What had Robert said last night? There was that ten thousand pounds. He had said that his uncle had paid her to leave her husband. He had accused her of accepting such a bribe. Could he be telling the truth? Could he really believe such a thing? It seemed that he must, because his words earlier in the evening had suggested that he really had suffered over the breakup of their marriage, that he really believed she was the one responsible for it. But why, then, had he not responded to all those letters she had written? Why had he not tried to see her? And why had he written those cold and hurtful letters to her father?

One thing at least was beginning to clarify itself in Elizabeth's mind. Their separation had not been brought about by his lack of love or by cruelty. Somehow there had been a massive misunderstanding. For six years each of them had believed the other at fault. Each had carried the pain and the bitterness all that time. She remembered his saying that he had remained faithful to his marriage, that she had spoiled him for all other women. He had suffered as much as she. She closed her eyes and laid her forehead in one shaking hand. What a revolutionary thought! She had accustomed herself for so long to the idea that he was a heartless wretch. Had he just been her own very dear Robert all the time?
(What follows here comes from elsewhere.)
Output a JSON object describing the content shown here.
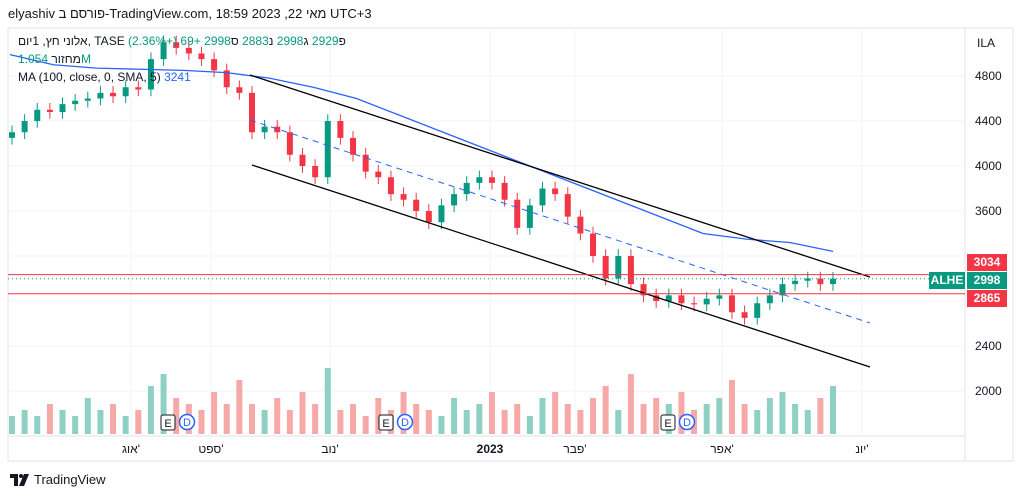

Yet they had parted the night before with bitterness, poles apart, unable to communicate. He had left Granby, , not even waiting for morning. There was no reason now for any future meetings. It was likely that there would be an estrangement between him and William Mainwaring. Even if they remained friends, it was very unlikely that they would come together to Ferndale again as long as she still lived with the Rowes. He had refused to divorce her or to allow her to divorce him. They had told each other their stories, yet had failed to understand what had happened. And they had parted. It was all over.

But why should that be? They had loved each other passionately six years before, had defied their families in order to marry, and had grieved for each other ever since. They loved and wanted each other now. Why should they be apart forever? Had they not suffered enough? And all because of the lies and the schemings of one man.